Marino: «Este fin de semana pasado, ¿fue la última vez que usted la vio?».

«El sábado por la tarde, sobre las tres. Poco antes de que yo regresara a Charlottesville. Ese día no salimos. Llovía a cántaros. Nos quedamos en casa, bebimos café, charlamos...»

Marino: «¿Con cuánta frecuencia hablaba usted con ella durante la semana?».

«Varias veces. Siempre que podíamos.»

Marino: «¿La última vez fue anoche, el jueves por la noche?».

«La llamé para decirle que regresaría después del ensayo y que, a lo mejor, sería un poco más tarde que de costumbre, pues se trataba de un ensayo general. Este fin de semana hubiéramos salido. Si hubiera hecho buen tiempo, teníamos pensado ir a la playa.»

Silencio.

Petersen estaba haciendo un esfuerzo. Le oí respirar hondo, como si tratara de serenarse.

Marino: «Cuando habló usted con su esposa anoche, ¿le comentó ella algún problema en particular, le dijo quizá que alguien había venido a la casa? ¿Alguien la molestó en el trabajo, recibió alguna llamada telefónica extraña, algo por el estilo?».

Silencio.

«Nada. Nada de todo eso. Estaba de buen humor, se reía... estaba deseando... mmm... deseando que llegara el fin de semana.»

Marino: «Háblenos un poco más de ella, Matt. Cualquier cosa, por mínima que sea, nos podría ayudar.
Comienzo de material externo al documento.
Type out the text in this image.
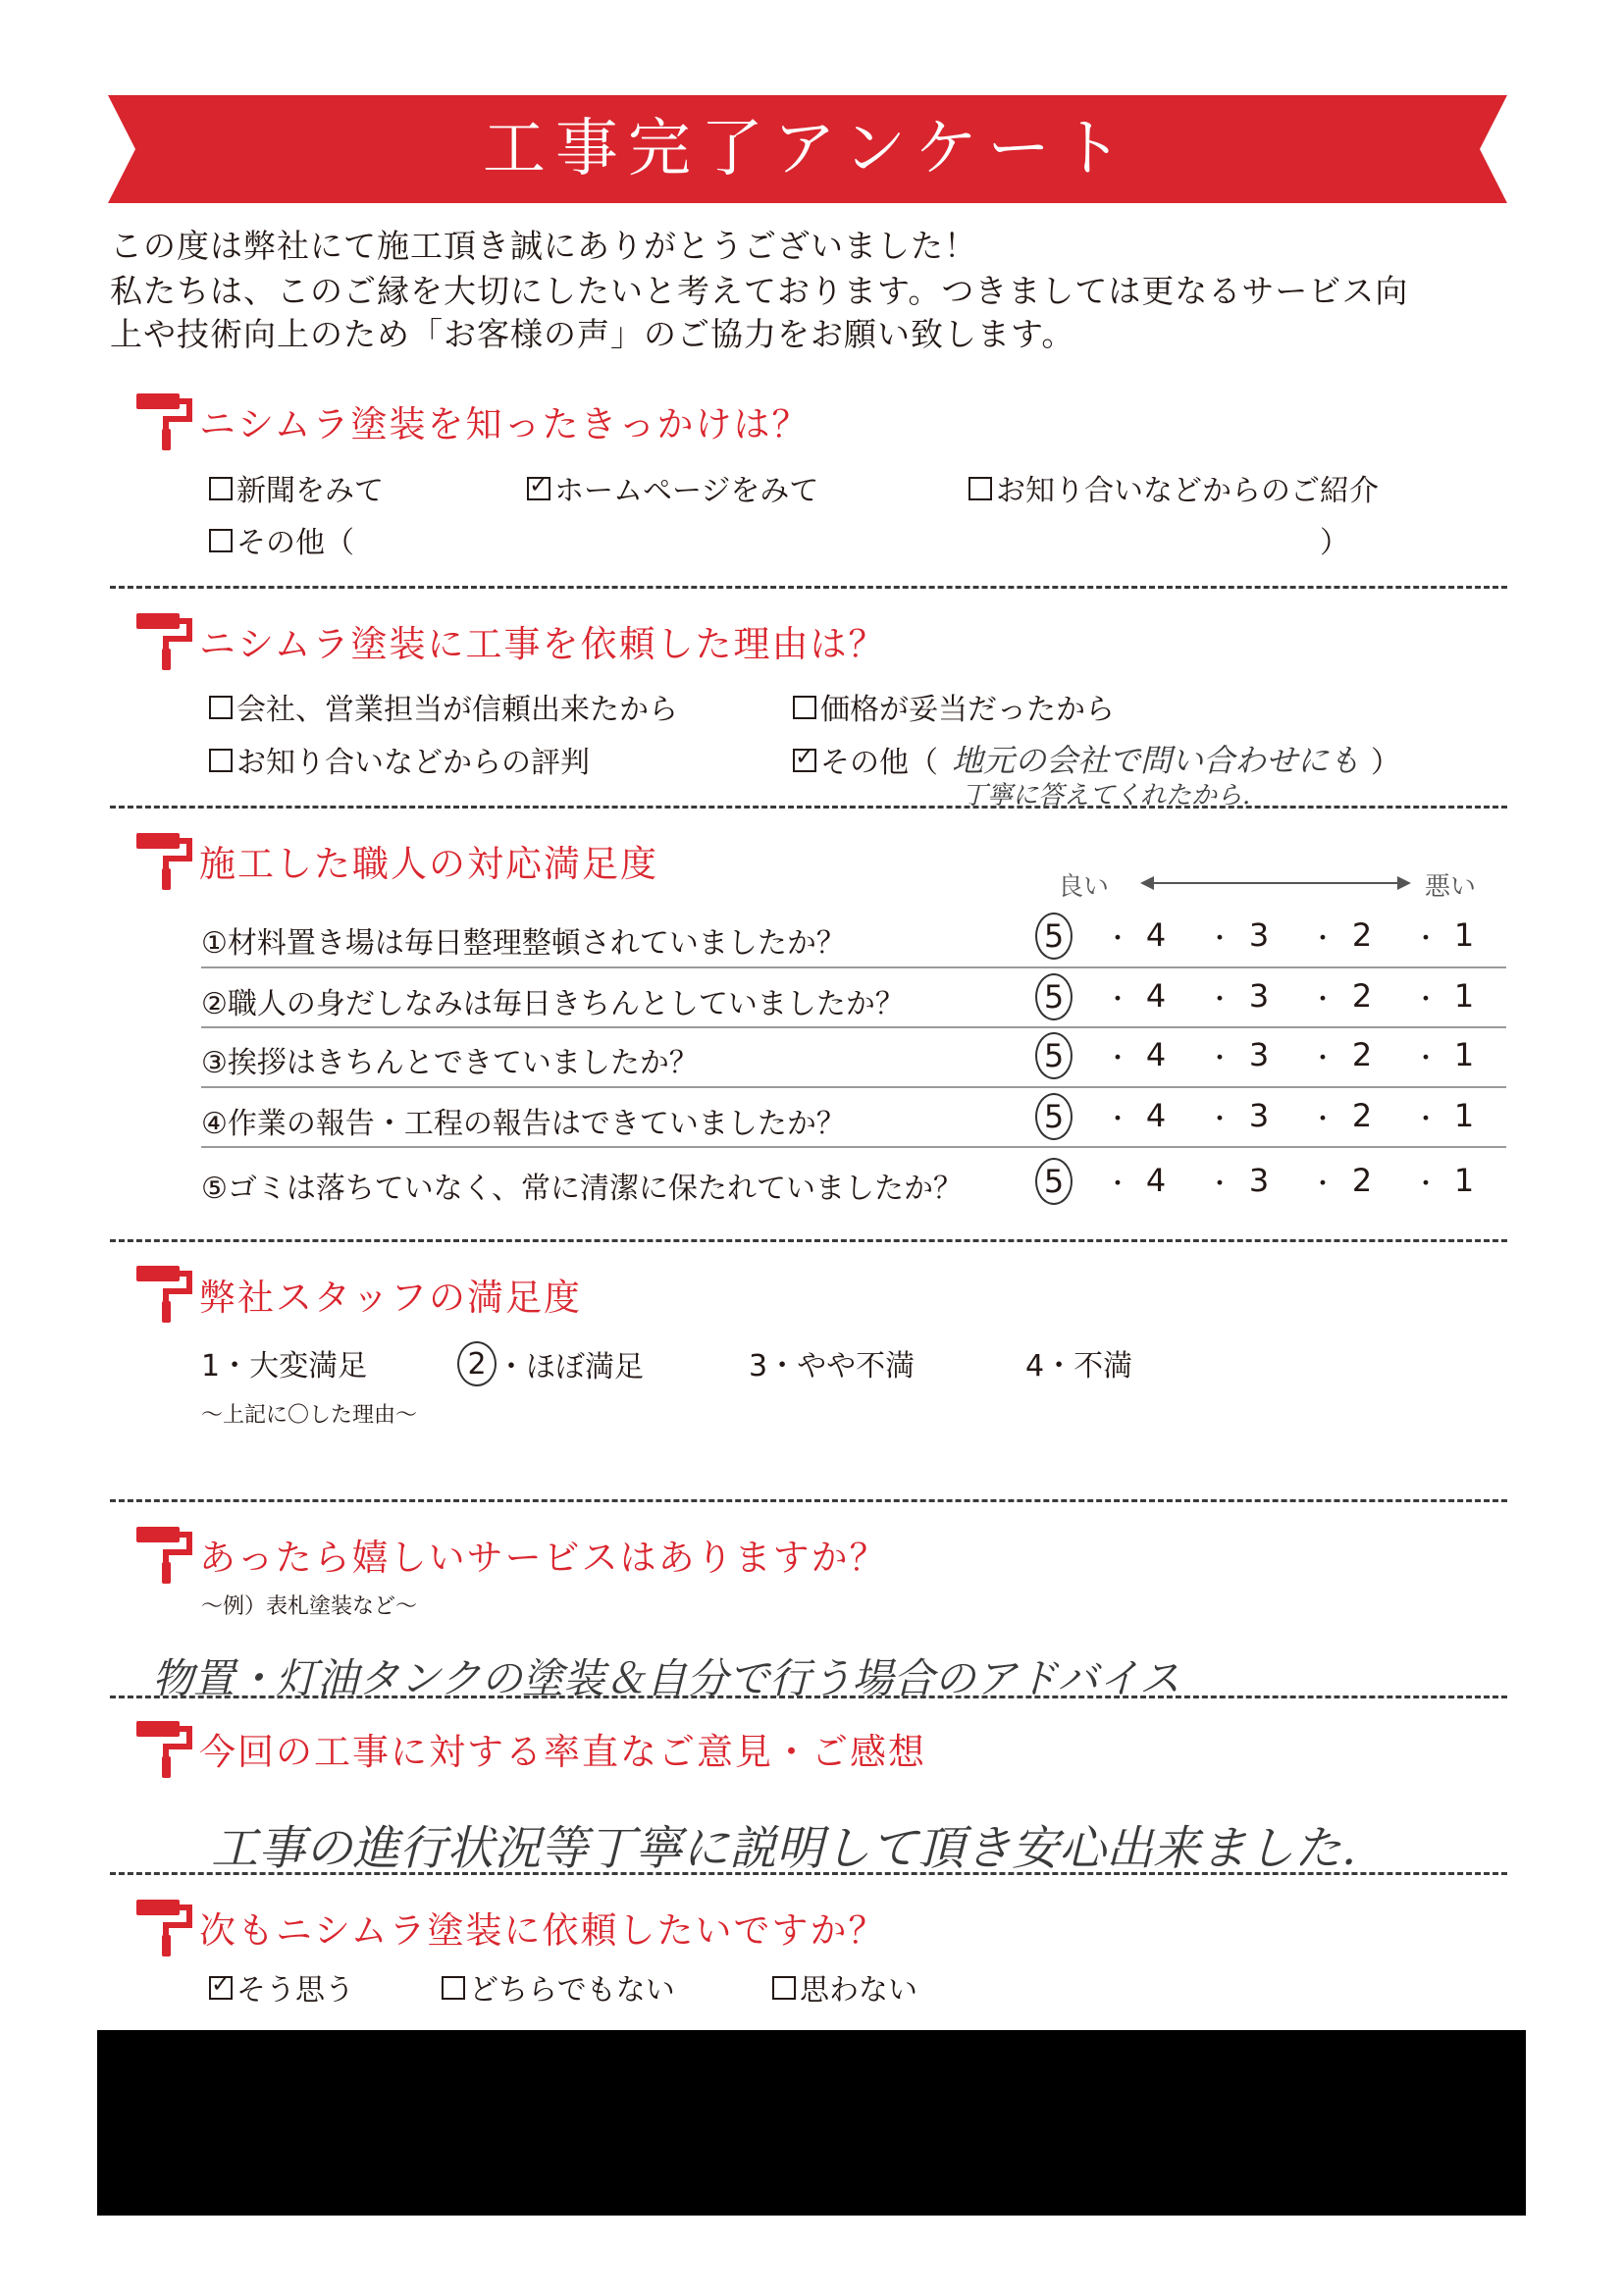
工事完了アンケート
この度は弊社にて施工頂き誠にありがとうございました！
私たちは、このご縁を大切にしたいと考えております。つきましては更なるサービス向
上や技術向上のため「お客様の声」のご協力をお願い致します。
ニシムラ塗装を知ったきっかけは？
新聞をみて ✓	ホームページをみて	お知り合いなどからのご紹介
その他（	）
ニシムラ塗装に工事を依頼した理由は？
会社、営業担当が信頼出来たから	価格が妥当だったから
お知り合いなどからの評判 ✓	その他（ 地元の会社で問い合わせにも ）
丁寧に答えてくれたから.
施工した職人の対応満足度
良い	悪い
①材料置き場は毎日整理整頓されていましたか？	5	・ 4	・ 3	・ 2	・ 1
②職人の身だしなみは毎日きちんとしていましたか？	5	・ 4	・ 3	・ 2	・ 1
③挨拶はきちんとできていましたか？	5	・ 4	・ 3	・ 2	・ 1
④作業の報告・工程の報告はできていましたか？	5	・ 4	・ 3	・ 2	・ 1
⑤ゴミは落ちていなく、常に清潔に保たれていましたか？	5	・ 4	・ 3	・ 2	・ 1
弊社スタッフの満足度
1・大変満足	2 ・ほぼ満足	3・やや不満	4・不満
～上記に〇した理由～
あったら嬉しいサービスはありますか？
～例）表札塗装など～
物置・灯油タンクの塗装＆自分で行う場合のアドバイス
今回の工事に対する率直なご意見・ご感想
工事の進行状況等丁寧に説明して頂き安心出来ました.
次もニシムラ塗装に依頼したいですか？
✓
そう思う	どちらでもない	思わない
Sus antecedentes, su personalidad, las cosas que eran importantes para ella».

Mecánicamente: «Es de Filadelfia, su padre trabaja en el sector de seguros y tiene dos hermanos, ambos menores que ella. La medicina era lo más importante para ella. Era su vocación».

Marino: «¿Qué especialidad estaba estudiando?».

«Cirugía plástica.»

Becker: «Interesante. ¿Qué la hizo decidirse por eso?».

«Cuando tenía diez años, tal vez once, su madre enfermó de cáncer de mama y tuvieron que practicarle dos mastectomías radicales. Sobrevivió, pero su autoestima quedó destruida. Creo que se sentía desfigurada, inútil, intocable. Lori lo comentaba a veces. Creo que quería ayudar a la gente. A la gente que ha pasado por estas cosas.»

Marino: «Y tocaba el violín».

«Sí.»

Marino: «¿Dio alguna vez algún concierto, tocó en alguna orquesta sinfónica, algo de cara al público?».

«Lo hubiera podido hacer, creo. Pero no tenía tiempo.»